Notes de bas de page :

(1) : Rodrigo Muñoz, Frans Bongers, Danaë M.A. Rozendaal, Edgar J. González, Juan M. Dupuy, Jorge A. Meave (2021) : Forest Ecology and Forest Management Crop and Weed Ecology Plant Production Systems. Wageningen University.

(2) : Courbet F., Martin-St Paul N., Simioni G., Doussan C. & Ladier J. (2019) : Agir sur la sensibilité à la sécheresse par la sylviculture. Forêt-Entreprise 249 :46-48.

(3) : Hallé, F. (2005) : Plaidoyer pour l’arbre, Actes Sud

(4) : Heller N.E. & Zavaleta E.S. (2009) Biodiversity management in the face of climatic change : a review of 22 years of recommendations. Biological Conservation 142 : 14-32.

(5) : Langridge J., Sordello R. & Reyjo Y (2020) : Synthèse des mesures possibles pour favoriser l’adaptation de la biodiversité au changement climatique basée sur Prober et al. (2019) et Heller & Zavaleta (2009). Rapport LIFE NATUR’ADAPT /. LIFE NaturAdapt – UMS Patrinat (MNHN, CNRS, OFB), avril 2020, 24 p.

(6) : Schipper E.L.F. (2020) : Maladaptation: When Adaptationto Climate Change Goes Very Wrong. One Earth October 23 : 409-414. https://doi.org/10.1016/j.oneear.2020.09.014

(7) : Magnan A.  [2013]. Eviter la maladaptation au changement climatique. Institut du développement durable et des relations internationales. Policy Brief 8/13 : 1-4 (4 p., 8 réf.).

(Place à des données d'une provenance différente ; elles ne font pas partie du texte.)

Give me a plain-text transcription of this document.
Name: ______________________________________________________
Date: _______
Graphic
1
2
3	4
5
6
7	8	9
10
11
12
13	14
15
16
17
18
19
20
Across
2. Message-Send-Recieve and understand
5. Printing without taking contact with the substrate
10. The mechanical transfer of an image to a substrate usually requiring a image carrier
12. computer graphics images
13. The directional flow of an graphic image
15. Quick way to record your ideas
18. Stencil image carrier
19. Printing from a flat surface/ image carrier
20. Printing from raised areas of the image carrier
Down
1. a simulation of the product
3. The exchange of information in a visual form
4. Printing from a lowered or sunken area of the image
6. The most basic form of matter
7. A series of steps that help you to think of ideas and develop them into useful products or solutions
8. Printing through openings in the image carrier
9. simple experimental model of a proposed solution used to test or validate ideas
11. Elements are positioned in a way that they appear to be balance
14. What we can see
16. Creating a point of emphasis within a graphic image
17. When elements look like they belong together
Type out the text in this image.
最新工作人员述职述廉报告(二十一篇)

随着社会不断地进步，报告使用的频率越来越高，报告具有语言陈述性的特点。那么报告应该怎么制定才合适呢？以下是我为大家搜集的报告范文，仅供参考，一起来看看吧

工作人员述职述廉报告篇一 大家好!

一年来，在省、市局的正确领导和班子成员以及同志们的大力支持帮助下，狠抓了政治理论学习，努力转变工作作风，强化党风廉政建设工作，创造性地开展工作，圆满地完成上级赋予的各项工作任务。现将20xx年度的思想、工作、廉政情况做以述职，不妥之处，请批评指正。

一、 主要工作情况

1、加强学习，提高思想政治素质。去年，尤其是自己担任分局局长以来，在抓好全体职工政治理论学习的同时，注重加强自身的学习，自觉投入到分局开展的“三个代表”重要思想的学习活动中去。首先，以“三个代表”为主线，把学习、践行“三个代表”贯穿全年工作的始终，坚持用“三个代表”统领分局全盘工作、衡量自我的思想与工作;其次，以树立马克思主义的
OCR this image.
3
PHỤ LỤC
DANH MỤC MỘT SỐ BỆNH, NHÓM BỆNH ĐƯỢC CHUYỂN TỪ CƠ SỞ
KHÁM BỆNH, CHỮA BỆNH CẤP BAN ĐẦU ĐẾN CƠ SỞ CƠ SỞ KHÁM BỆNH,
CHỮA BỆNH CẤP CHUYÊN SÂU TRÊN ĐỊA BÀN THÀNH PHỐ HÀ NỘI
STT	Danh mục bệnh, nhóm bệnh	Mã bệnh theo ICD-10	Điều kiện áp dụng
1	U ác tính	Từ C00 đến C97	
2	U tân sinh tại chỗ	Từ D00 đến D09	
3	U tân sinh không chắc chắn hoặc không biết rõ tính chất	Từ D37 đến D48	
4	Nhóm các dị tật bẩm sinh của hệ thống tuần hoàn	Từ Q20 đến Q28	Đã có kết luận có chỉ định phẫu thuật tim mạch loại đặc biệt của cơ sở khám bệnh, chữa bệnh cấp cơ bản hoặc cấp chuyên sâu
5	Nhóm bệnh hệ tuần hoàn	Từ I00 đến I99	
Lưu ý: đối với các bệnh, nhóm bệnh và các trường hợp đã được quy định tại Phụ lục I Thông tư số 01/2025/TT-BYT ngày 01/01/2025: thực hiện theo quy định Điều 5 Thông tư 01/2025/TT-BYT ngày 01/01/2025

(8) : ONERC (2014) : L’arbre et la forêt à l’épreuve d’un climat qui change. Observatoire National des effets du Réchauffement Climatique, Rapport au Premier ministre et au Parlement, La Documentation Française, Paris.Bartoli M. (2019) : Réflexions critiques sur la migration assistée. La forêt privée 367:68-74.

(9) : Barthod C. (2013) : Le forestier au risque de l’anthropocène. Revue Forestière Française 65 : 365-374.

(10) : Cordonnier T. et Gosselin F. (2009) : La gestion forestière adaptative : intégrer l’acquisition de connaissances parmi les objectifs de gestion. Revue forestière Française 61 : 131-143.